The credit growth of the PSBs involved in the merger process is likely to slow down for some time even though the government allocated `55, 200-crore capital
Following the announcement of their amalgamation, stock prices of public sector banks (PSBs) fell by up to 12% on BSE on Tuesday. Indian Bank was the biggest loser and fell 12.26%. Share prices of other lenders like that of Canara Bank fell 10.59%, Union Bank fell 9.08%, PNB and OBC fell over 8%.
The credit growth of the PSBs involved in the merger process is likely to slow down for some time even though the government allocated `55, 200-crore capital, as the focus on amalgamation may impact near-term growth, Jefferies and Credit Suisse said in separate reports.

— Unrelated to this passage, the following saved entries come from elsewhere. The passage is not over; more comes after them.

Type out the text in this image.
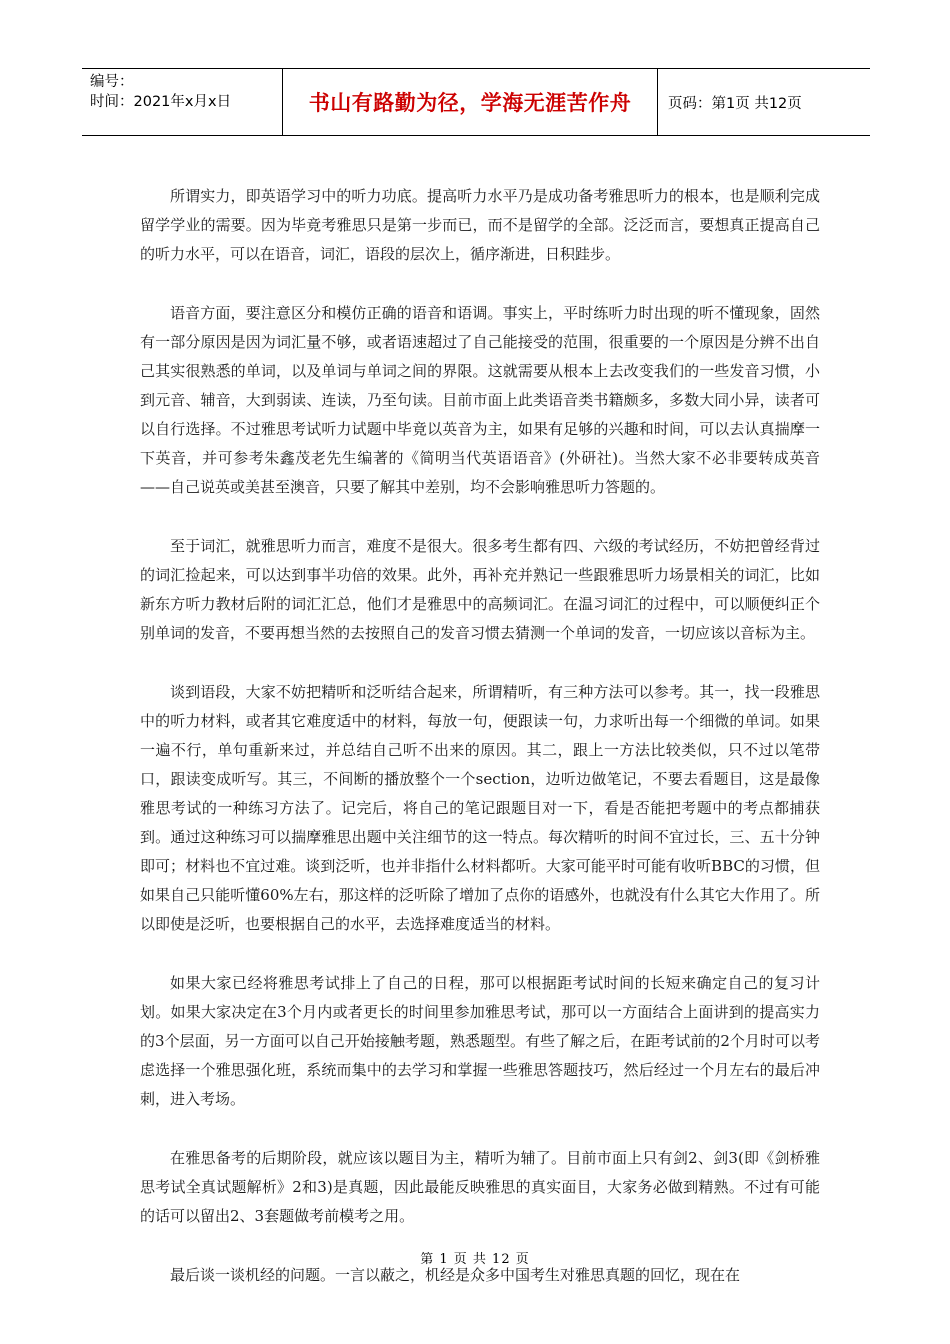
编号：
时间：2021年x月x日	书山有路勤为径，学海无涯苦作舟	页码：第1页 共12页

所谓实力，即英语学习中的听力功底。提高听力水平乃是成功备考雅思听力的根本，也是顺利完成留学学业的需要。因为毕竟考雅思只是第一步而已，而不是留学的全部。泛泛而言，要想真正提高自己的听力水平，可以在语音，词汇，语段的层次上，循序渐进，日积跬步。

语音方面，要注意区分和模仿正确的语音和语调。事实上，平时练听力时出现的听不懂现象，固然有一部分原因是因为词汇量不够，或者语速超过了自己能接受的范围，很重要的一个原因是分辨不出自己其实很熟悉的单词，以及单词与单词之间的界限。这就需要从根本上去改变我们的一些发音习惯，小到元音、辅音，大到弱读、连读，乃至句读。目前市面上此类语音类书籍颇多，多数大同小异，读者可以自行选择。不过雅思考试听力试题中毕竟以英音为主，如果有足够的兴趣和时间，可以去认真揣摩一下英音，并可参考朱鑫茂老先生编著的《简明当代英语语音》(外研社)。当然大家不必非要转成英音——自己说英或美甚至澳音，只要了解其中差别，均不会影响雅思听力答题的。

至于词汇，就雅思听力而言，难度不是很大。很多考生都有四、六级的考试经历，不妨把曾经背过的词汇捡起来，可以达到事半功倍的效果。此外，再补充并熟记一些跟雅思听力场景相关的词汇，比如新东方听力教材后附的词汇汇总，他们才是雅思中的高频词汇。在温习词汇的过程中，可以顺便纠正个别单词的发音，不要再想当然的去按照自己的发音习惯去猜测一个单词的发音，一切应该以音标为主。

谈到语段，大家不妨把精听和泛听结合起来，所谓精听，有三种方法可以参考。其一，找一段雅思中的听力材料，或者其它难度适中的材料，每放一句，便跟读一句，力求听出每一个细微的单词。如果一遍不行，单句重新来过，并总结自己听不出来的原因。其二，跟上一方法比较类似，只不过以笔带口，跟读变成听写。其三，不间断的播放整个一个section，边听边做笔记，不要去看题目，这是最像雅思考试的一种练习方法了。记完后，将自己的笔记跟题目对一下，看是否能把考题中的考点都捕获到。通过这种练习可以揣摩雅思出题中关注细节的这一特点。每次精听的时间不宜过长，三、五十分钟即可；材料也不宜过难。谈到泛听，也并非指什么材料都听。大家可能平时可能有收听BBC的习惯，但如果自己只能听懂60%左右，那这样的泛听除了增加了点你的语感外，也就没有什么其它大作用了。所以即使是泛听，也要根据自己的水平，去选择难度适当的材料。

如果大家已经将雅思考试排上了自己的日程，那可以根据距考试时间的长短来确定自己的复习计划。如果大家决定在3个月内或者更长的时间里参加雅思考试，那可以一方面结合上面讲到的提高实力的3个层面，另一方面可以自己开始接触考题，熟悉题型。有些了解之后，在距考试前的2个月时可以考虑选择一个雅思强化班，系统而集中的去学习和掌握一些雅思答题技巧，然后经过一个月左右的最后冲刺，进入考场。

在雅思备考的后期阶段，就应该以题目为主，精听为辅了。目前市面上只有剑2、剑3(即《剑桥雅思考试全真试题解析》2和3)是真题，因此最能反映雅思的真实面目，大家务必做到精熟。不过有可能的话可以留出2、3套题做考前模考之用。

最后谈一谈机经的问题。一言以蔽之，机经是众多中国考生对雅思真题的回忆，现在在

第 1 页 共 12 页
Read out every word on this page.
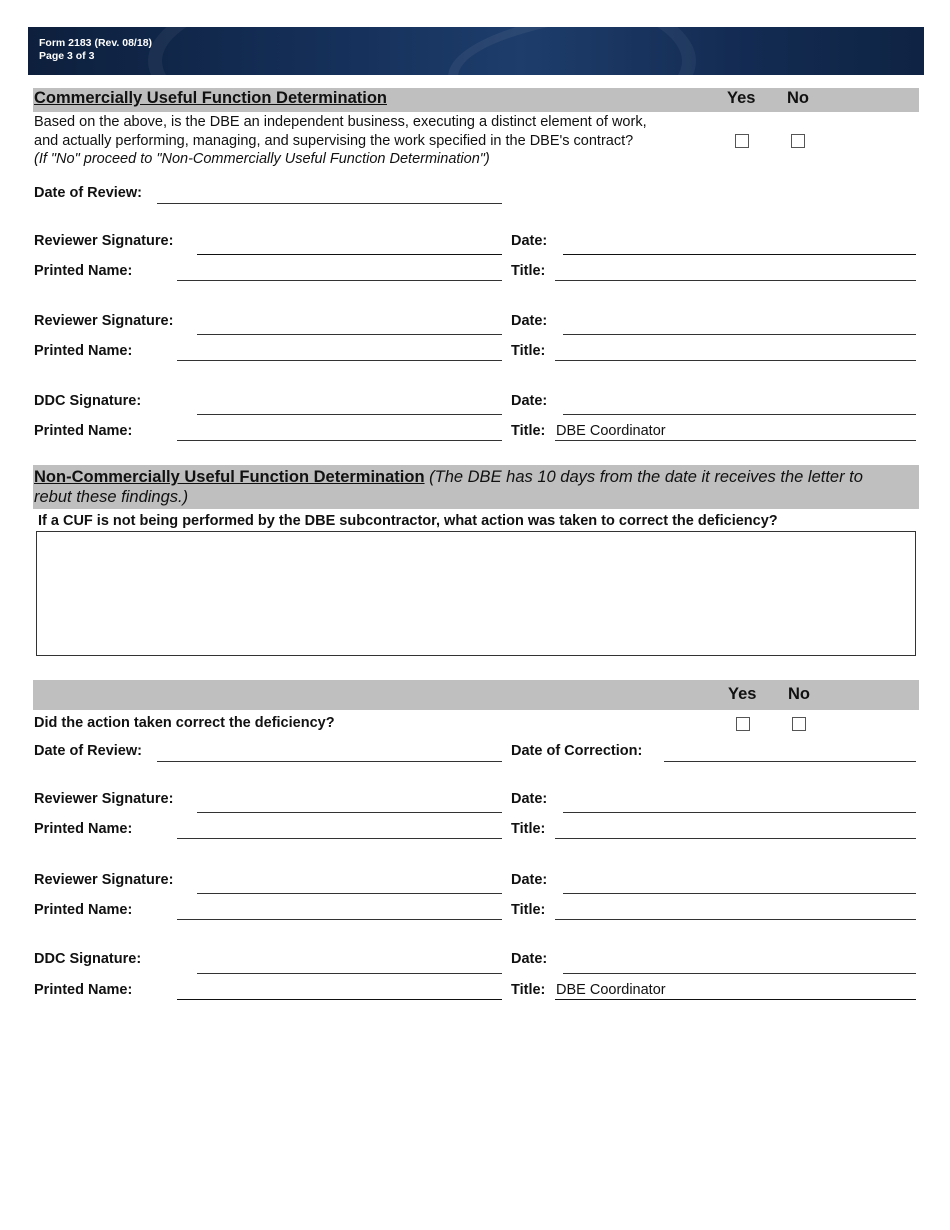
Form 2183 (Rev. 08/18)
Page 3 of 3
Commercially Useful Function Determination	Yes No
Based on the above, is the DBE an independent business, executing a distinct element of work,
and actually performing, managing, and supervising the work specified in the DBE's contract?
(If "No" proceed to "Non-Commercially Useful Function Determination")
Date of Review:
Reviewer Signature:	Date:
Printed Name:	Title:
Reviewer Signature:	Date:
Printed Name:	Title:
DDC Signature:	Date:
Printed Name:	Title: DBE Coordinator
Non-Commercially Useful Function Determination (The DBE has 10 days from the date it receives the letter to
rebut these findings.)
If a CUF is not being performed by the DBE subcontractor, what action was taken to correct the deficiency?
Yes No
Did the action taken correct the deficiency?
Date of Review:	Date of Correction:
Reviewer Signature:	Date:
Printed Name:	Title:
Reviewer Signature:	Date:
Printed Name:	Title:
DDC Signature:	Date:
Printed Name:	Title: DBE Coordinator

Union finance minister Nirmala Sitharaman announced last Friday the merger of 10 PSBs into four; OBC and United Bank would be merged with Punjab National Bank, Syndicate Bank with Canara Bank, Andhra Bank and Corporation Bank with Union Bank and Allahabad Bank with Indian Bank.
“In the near-term, as these banks go through the merger process, a significant proportion of management and employee bandwidth is likely to get diverted away from growth and resolutions and could be a drag on overall environment which is starved on smooth liquidity flow. These 10 banks roughly account for 23% of overall credit in the banking system,” Jefferies said.
While the government has allocated additional capital and pushing for co-lending, Jefferies expects slowdown in loan growth as witnessed in earlier mergers as well. This can’t be good at a time when liquidity flow is severely constrained, the report added. “Although, the recap amount puts all four merged entities comfortably above the regulatory threshold of 8% common equity tier-1 (CET-1), a capital adequacy indicator of banks, given the recent experience of State Bank of India (SBI) and Bank of Baroda (BOB), we believe focus on integration affects near-term growth, and hence, expect growth to be impacted for them too,” said Credit Suisse.
Coupled with the ongoing moderation in growth for private banks led by auto sector slowdown and increased cautiousness, credit growth, thus, is unlikely to be revived by PSB mergers, the Credit Suisse report further said. Even as size and scale of operations increase, core profitability for these banks is likely to remain weak, hence, they will continue to depend on external infusions inviting frequent dilutions, they added.
“The merger is also unlikely to meaningfully revive flow of credit to the liquidity pressed non-banking finance companies (NBFCs) as given the already high share of NBFC exposure in constituent banks, all four merged entities will have more than 10% of their loan exposure towards NBFCs. Hence, credit flow to NBFC will remain a challenge,” the Credit Suisse report added.